Les insensés droits de douane du président américain Donald Trump ont fait chuter les marchés boursiers mondiaux ce lundi 7 avril, confirmant les craintes d’une guerre commerciale mondiale et augmentant les risques d’une récession sévère. Les experts craignent que le secteur américain des technologies propres soit particulièrement vulnérable à un ralentissement économique profond, qui compromettrait les progrès en matière de réduction des émissions de gaz à effet de serre et la dynamique d’un secteur essentiel et en pleine croissance. L’Europe sera-t-elle impactée par ce maelstrom ou y trouvera-t-elle une nouvelle opportunité de leadership dans la lutte pour le dérèglement climatique ?
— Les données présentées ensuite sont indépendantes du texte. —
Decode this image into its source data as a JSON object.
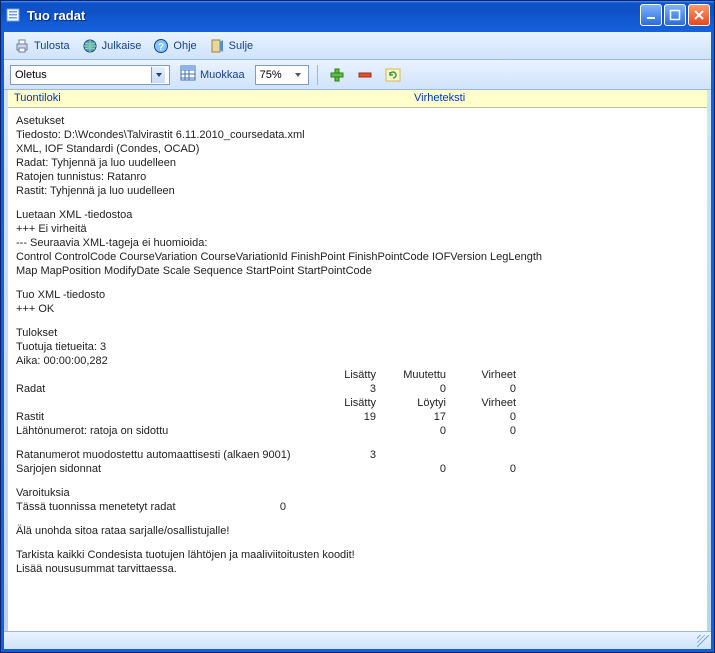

« Il me serait difficile de penser à des secteurs des technologies propres ou des technologies climatiques qui ne sont pas confrontés à d’énormes risques », déclare Noah Kaufman, chercheur principal au Center on Global Energy Policy de l’université de Columbia, qui a siégé au Conseil des conseillers économiques sous la présidence de Joe Biden. « Je pense que nous sommes un pays sans stratégie climatique fédérale à l’heure actuelle, avec une économie qui va dans la mauvaise direction, donc je ne vois pas beaucoup de raisons d’être optimiste », ajoute-t-il.
L’ampleur et la portée des répercussions des changements économiques à venir dépendent de nombreuses variables encore en jeu et des réactions à venir. En particulier, les négociations en cours au Congrès sur le budget détermineront le sort des subventions pour les véhicules électriques, la production de batteries et d’autres technologies propres. Nombre de ces programmes ont été mis en place par la loi sur le climat de l’ancien président Biden, l’Inflation Reduction Act.
Des plans hostiles aux technologies climatiques
Mais les défis et les risques augmentent dans les secteurs des technologies propres et des technologies climatiques. En particulier, tout ralentissement de l’économie en général menace de réduire les financements des entreprises et des capitaux-risque pour les startups travaillant sur l’élimination du carbone, les carburants synthétiques pour l’aviation, les véhicules de livraison électriques et d’autres technologies qui aident les entreprises à atteindre leurs objectifs en matière d’action climatique.
Les plans commerciaux hostiles de la nouvelle administration menacent de ralentir la transition vers des industries plus propres, de stimuler l’inflation et de bloquer l’économie.
En outre, les droits de douane de Trump, en particulier le prélèvement de 54 % sur les produits chinois, vont faire grimper le coût des composants clés pour de nombreuses entreprises. Les États-Unis ont notamment importé pour 4 milliards de dollars de batteries lithium-ion de Chine au cours des quatre premiers mois de l’année dernière, de sorte que l’augmentation des droits de douane imposerait une taxe énorme sur les produits entrant dans la composition des véhicules électriques, des ordinateurs portables, des téléphones et de nombreux autres appareils.
La hausse des prix de l’aluminium, de l’acier, du cuivre, du ciment et de nombreux autres biens et matériaux entraînera également une augmentation des coûts de toutes sortes d’activités commerciales, notamment la construction d’éoliennes, de fermes solaires et de centrales géothermiques. Et si la Chine, le Canada, l’Union européenne et d’autres pays réagissent par des mesures commerciales de rétorsion, comme on s’y attend largement, il deviendra plus difficile ou plus coûteux pour les entreprises américaines d’exporter des biens tels que des véhicules électriques ou des composants de batteries vers les marchés étrangers.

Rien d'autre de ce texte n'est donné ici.